Dans un atelier d’évaluation des activités de la  Commission Diocésaine Justice et paix pour l’année 2017, cette organisation  a assisté plus de 400 victimes des viols et violences sexuelles. Elle a réussi à accompagner juridiquement plus de 150 vulnérables victimes des violences. Soixante parmi elles ont été rétablies dans leurs droits. Cette rencontre s’est tenue au Collège Alfajiri en commune d’Ibanda.

Pour le chargé des programmes à la CDJP maitre Arsène Lumpali  toutes ces victimes bénéficient de l’accompagnement médical de l’hôpital de Panzi grâce à une collaboration qui existe entre ces deux structures.   Il ajoute que la CDJP dispose d’une maison d’accueil  des enfants victimes des viols et violences sexuelles à Kanyola dans le Territoire de Walungu.

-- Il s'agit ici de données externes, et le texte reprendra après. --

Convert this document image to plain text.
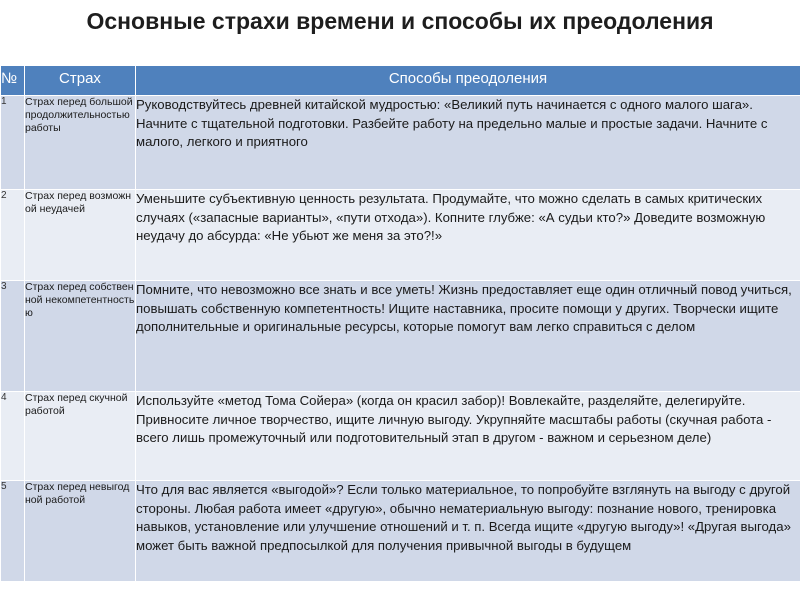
Основные страхи времени и способы их преодоления
№	Страх	Способы преодоления
1	Страх перед большой продолжительностью работы	Руководствуйтесь древней китайской мудростью: «Великий путь начинается с одного малого шага». Начните с тщательной подготовки. Разбейте работу на предельно малые и простые задачи. Начните с малого, легкого и приятного
2	Страх перед возможной неудачей	Уменьшите субъективную ценность результата. Продумайте, что можно сделать в самых критических случаях («запасные варианты», «пути отхода»). Копните глубже: «А судьи кто?» Доведите возможную неудачу до абсурда: «Не убьют же меня за это?!»
3	Страх перед собственной некомпетентностью	Помните, что невозможно все знать и все уметь! Жизнь предоставляет еще один отличный повод учиться, повышать собственную компетентность! Ищите наставника, просите помощи у других. Творчески ищите дополнительные и оригинальные ресурсы, которые помогут вам легко справиться с делом
4	Страх перед скучной работой	Используйте «метод Тома Сойера» (когда он красил забор)! Вовлекайте, разделяйте, делегируйте. Привносите личное творчество, ищите личную выгоду. Укрупняйте масштабы работы (скучная работа - всего лишь промежуточный или подготовительный этап в другом - важном и серьезном деле)
5	Страх перед невыгодной работой	Что для вас является «выгодой»? Если только материальное, то попробуйте взглянуть на выгоду с другой стороны. Любая работа имеет «другую», обычно нематериальную выгоду: познание нового, тренировка навыков, установление или улучшение отношений и т. п. Всегда ищите «другую выгоду»! «Другая выгода» может быть важной предпосылкой для получения привычной выгоды в будущем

Elle compte actuellement plus 50 enfants.

A ce bilan s’ajoute 900 élèves et 1200 membres des structures à la base qui ont été accompagnés dans le cadre de recevabilité pour permettre à la communauté de contrôler l’action gouvernementale.

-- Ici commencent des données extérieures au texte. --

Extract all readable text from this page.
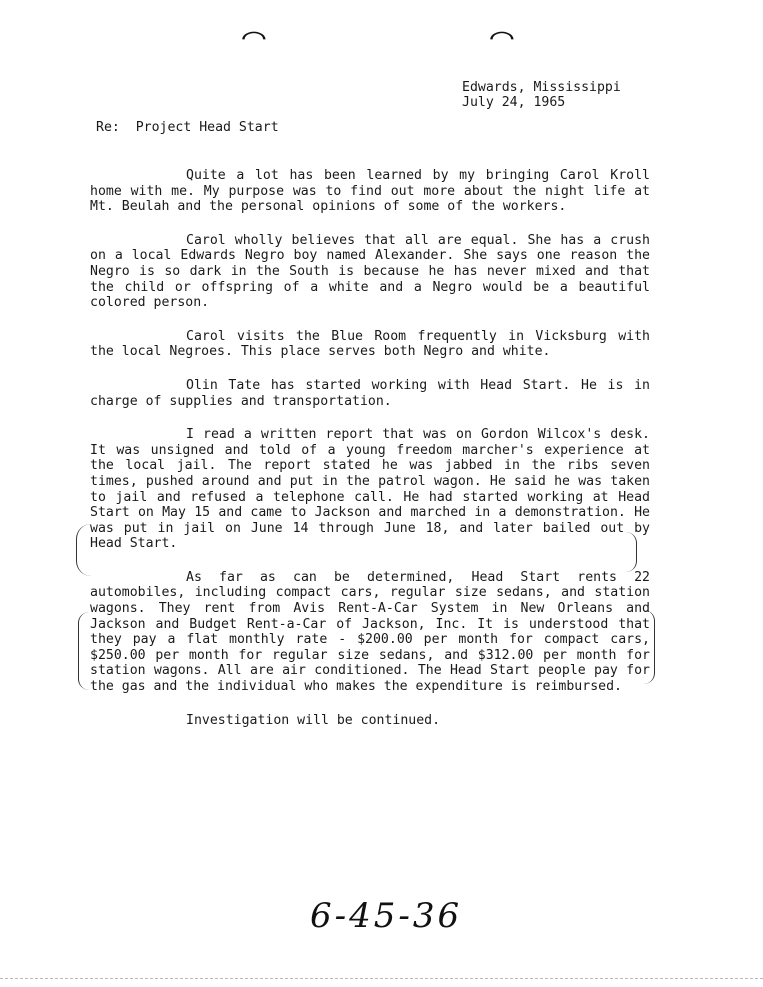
⌒	⌒
Edwards, Mississippi
July 24, 1965
Re: Project Head Start

Quite a lot has been learned by my bringing Carol Kroll home with me. My purpose was to find out more about the night life at Mt. Beulah and the personal opinions of some of the workers.

Carol wholly believes that all are equal. She has a crush on a local Edwards Negro boy named Alexander. She says one reason the Negro is so dark in the South is because he has never mixed and that the child or offspring of a white and a Negro would be a beautiful colored person.

Carol visits the Blue Room frequently in Vicksburg with the local Negroes. This place serves both Negro and white.

Olin Tate has started working with Head Start. He is in charge of supplies and transportation.

I read a written report that was on Gordon Wilcox's desk. It was unsigned and told of a young freedom marcher's experience at the local jail. The report stated he was jabbed in the ribs seven times, pushed around and put in the patrol wagon. He said he was taken to jail and refused a telephone call. He had started working at Head Start on May 15 and came to Jackson and marched in a demonstration. He was put in jail on June 14 through June 18, and later bailed out by Head Start.

As far as can be determined, Head Start rents 22 automobiles, including compact cars, regular size sedans, and station wagons. They rent from Avis Rent-A-Car System in New Orleans and Jackson and Budget Rent-a-Car of Jackson, Inc. It is understood that they pay a flat monthly rate - $200.00 per month for compact cars, $250.00 per month for regular size sedans, and $312.00 per month for station wagons. All are air conditioned. The Head Start people pay for the gas and the individual who makes the expenditure is reimbursed.

Investigation will be continued.

6-45-36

Arsène LUMPALI signale que plusieurs problèmes ont été enregistrés dans les territoires du sud Kivu.  Il cite, l’insécurité, le chômage, la pauvreté et l’activisme des groupes armés. Pour lui, il faut un changement à différents niveaux pour lutter contre ces problèmes.

Lors de cet atelier, la Commission Diocésaine Justice et paix a annoncé qu’environs 2000 cas de conflit ont été identifiés en 2017. C’est en majorité des conflits fonciers ou parcellaires ainsi que des conflits de succession. La CDJP s’est impliquée dans la recherche des solutions.

La journée s’est clôturée par l’exposition des articles produits par les groupes de base encadrés par la CDJP.

Comme perspective, la Commission Diocésaine Justice et Paix compte accompagner la population dans la sensibilisation sur le processus électoral parce que 2018 est une année électorale.